3 - Have a wary eye for substance use. I have found that most of the kids that were act this way are caught up with substances and even using them at school or very pre-occupied with communicating suring school about how to get it or the next plan to do it.

4 - there is a great book that will help you understand the problem - "To Change a Mind" by John McKinnen will help you understand your daughter's problem and what you can do to help her.

GOOD LUCK

You are in for a battle, but she can be reached. I found the best methods included consequesnces that I did not give.

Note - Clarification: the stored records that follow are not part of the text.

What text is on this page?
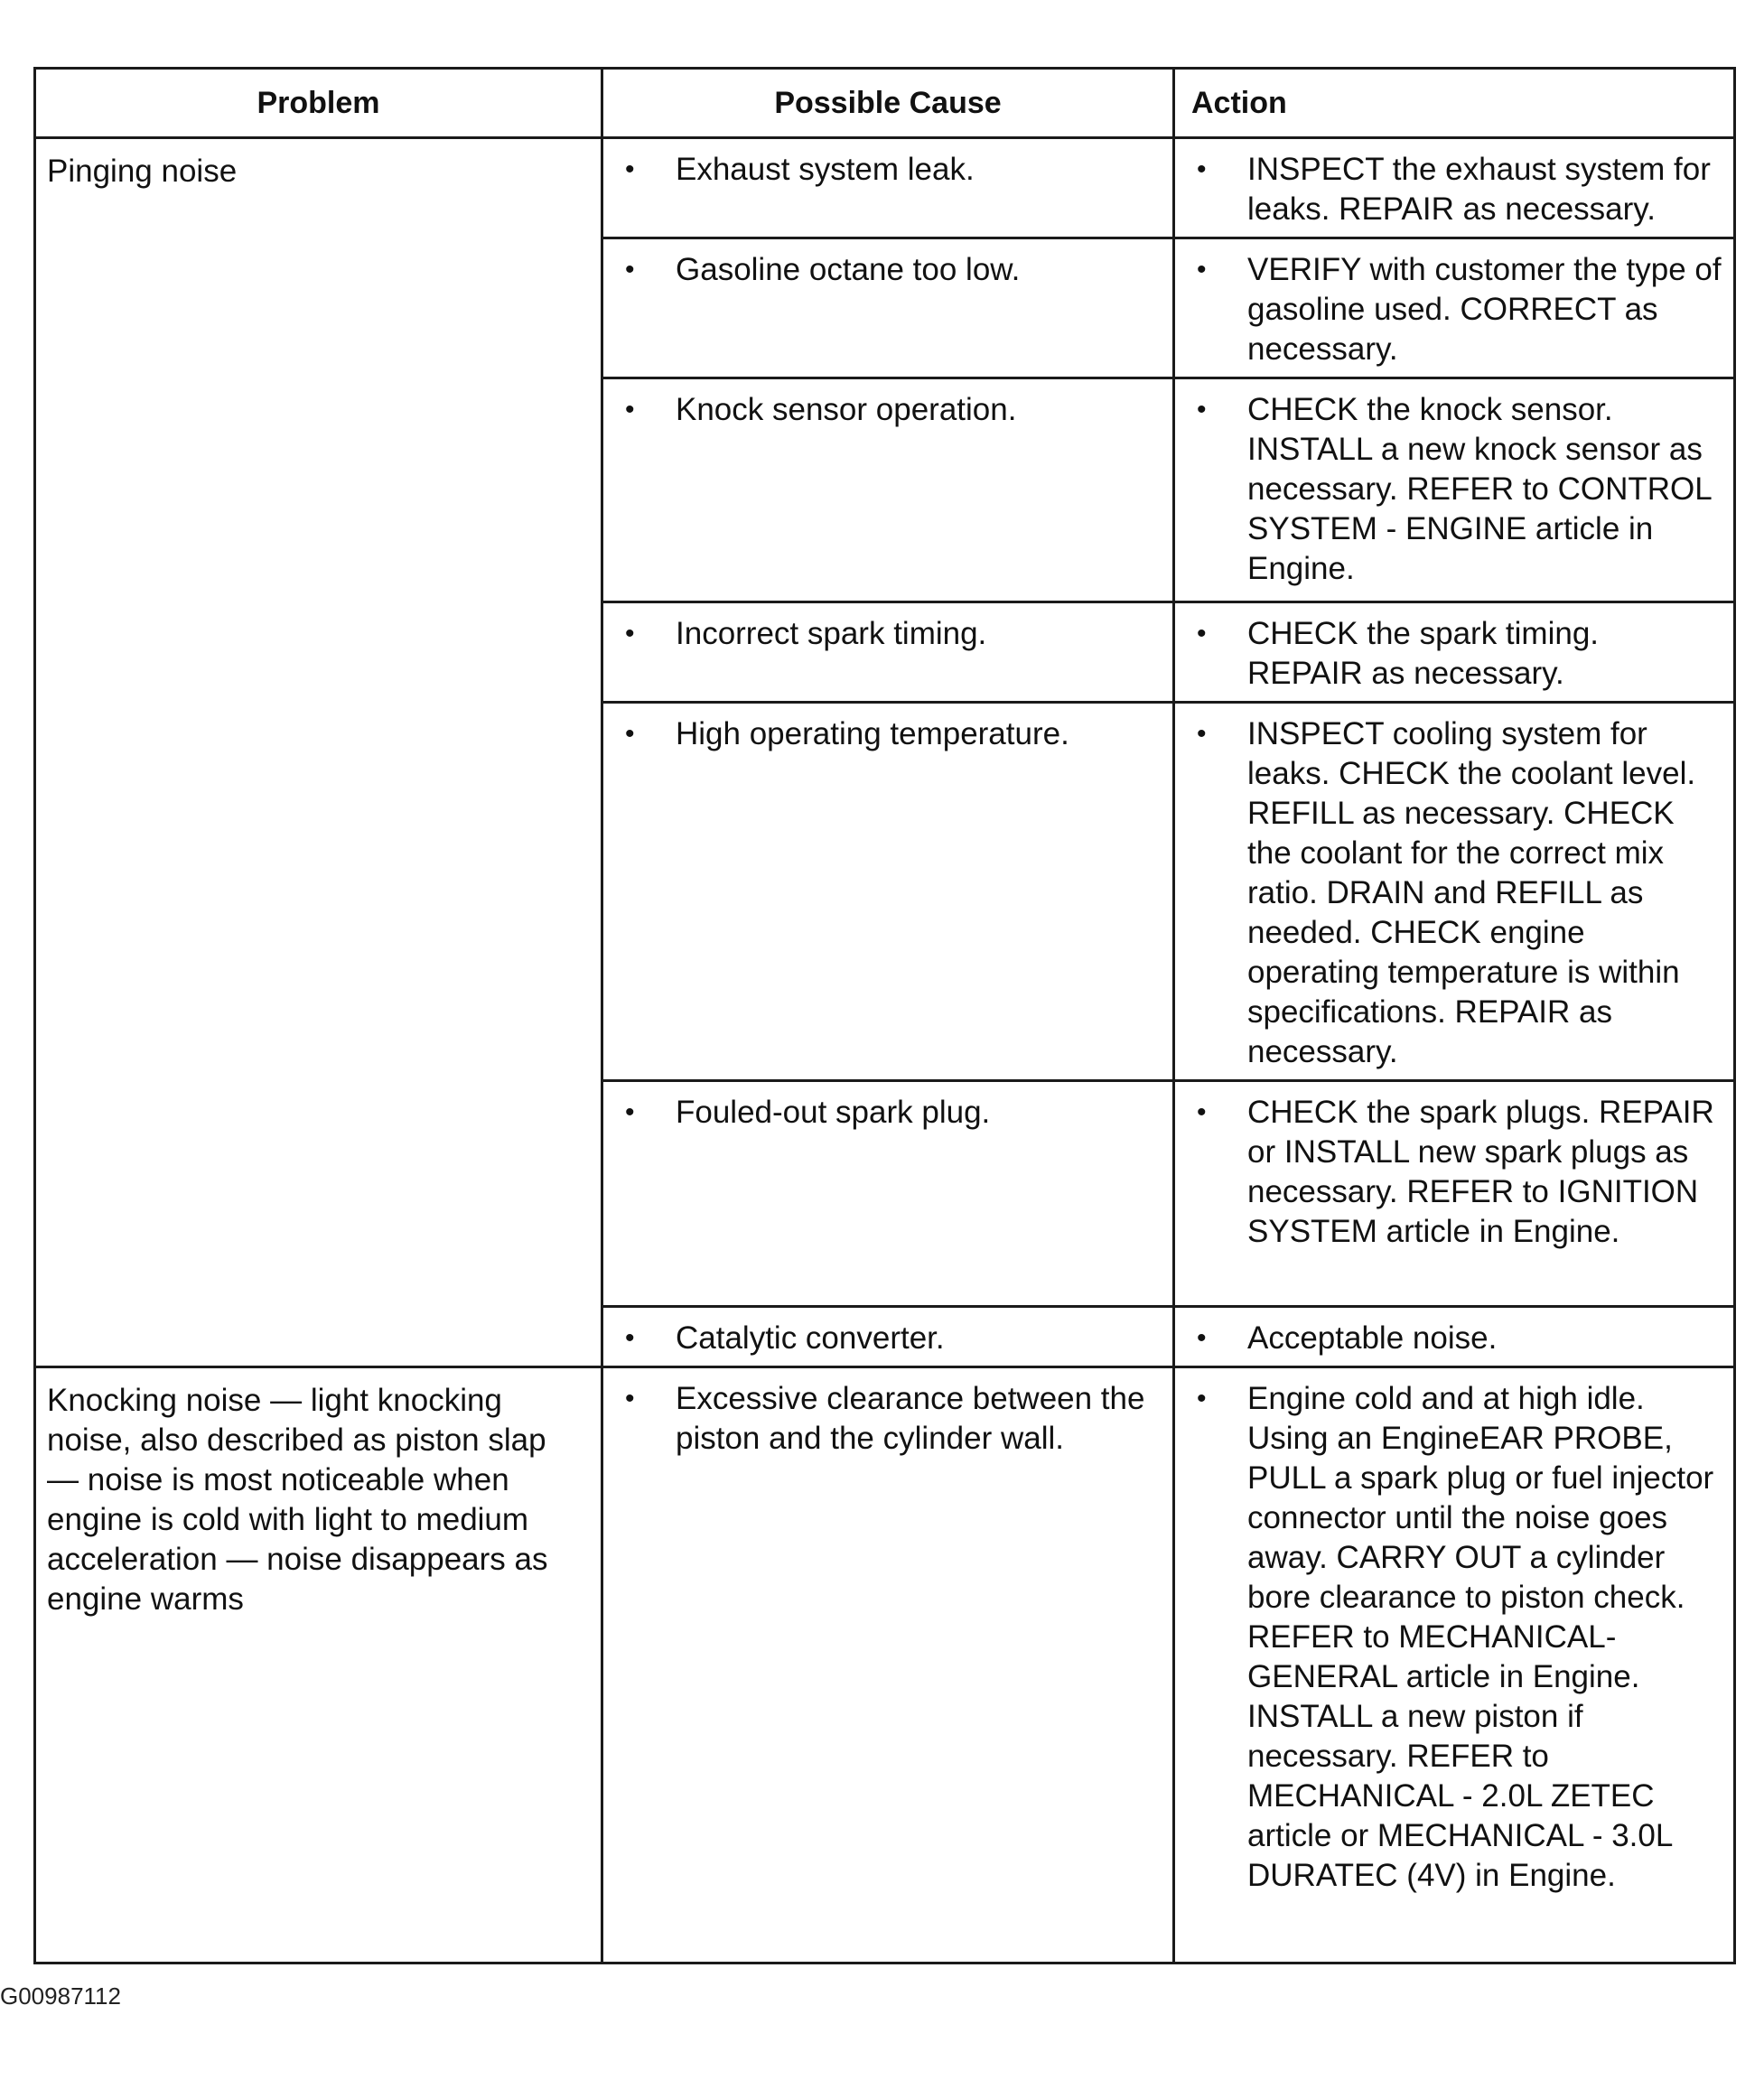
Problem	Possible Cause	Action
Pinging noise	• Exhaust system leak.	• INSPECT the exhaust system for leaks. REPAIR as necessary.

	• Gasoline octane too low.	• VERIFY with customer the type of gasoline used. CORRECT as necessary.

	• Knock sensor operation.	• CHECK the knock sensor. INSTALL a new knock sensor as necessary. REFER to CONTROL SYSTEM - ENGINE article in Engine.

	• Incorrect spark timing.	• CHECK the spark timing. REPAIR as necessary.

	• High operating temperature.	• INSPECT cooling system for leaks. CHECK the coolant level. REFILL as necessary. CHECK the coolant for the correct mix ratio. DRAIN and REFILL as needed. CHECK engine operating temperature is within specifications. REPAIR as necessary.

	• Fouled-out spark plug.	• CHECK the spark plugs. REPAIR or INSTALL new spark plugs as necessary. REFER to IGNITION SYSTEM article in Engine.

	• Catalytic converter.	• Acceptable noise.

Knocking noise — light knocking noise, also described as piston slap — noise is most noticeable when engine is cold with light to medium acceleration — noise disappears as engine warms	• Excessive clearance between the piston and the cylinder wall.	• Engine cold and at high idle. Using an EngineEAR PROBE, PULL a spark plug or fuel injector connector until the noise goes away. CARRY OUT a cylinder bore clearance to piston check. REFER to MECHANICAL-GENERAL article in Engine. INSTALL a new piston if necessary. REFER to MECHANICAL - 2.0L ZETEC article or MECHANICAL - 3.0L DURATEC (4V) in Engine.
G00987112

For example, you didn't do your work, you must stay after school to do it and may not leave unti lit's done - "academic detention" My school was very open to any suggestions I had. In the end, nothing worked until he was removed from that scholl though and put into a therapeutic environment with daily group therapy with other teens. The positive peer cultture finally convinced him to change.
 

beachbeanb

New Member
I am in the same boat....and have been here for quite a while with a slow leak that is getting bigger by the moment. I have just returned from visiting a TBS that I am considering for my son....not ready to pull the trigger yet but close. We have done, I am afraid to say, maybe too much in an effort to get him to pass high school. Right now we are spending about $1000 per month for tutors to help him get thru online HS classes. He is failing the only real class he is taking at school. Ugh. Like I said - we may have to admit that we made this monster....he really has such a false sense of success because he has been accomodated so much. And still refuses to do what we and his teachers ask of him.

So - know you are not alone. I am anxious to see what other parents have to say....I think Zardo is dead on with her advice.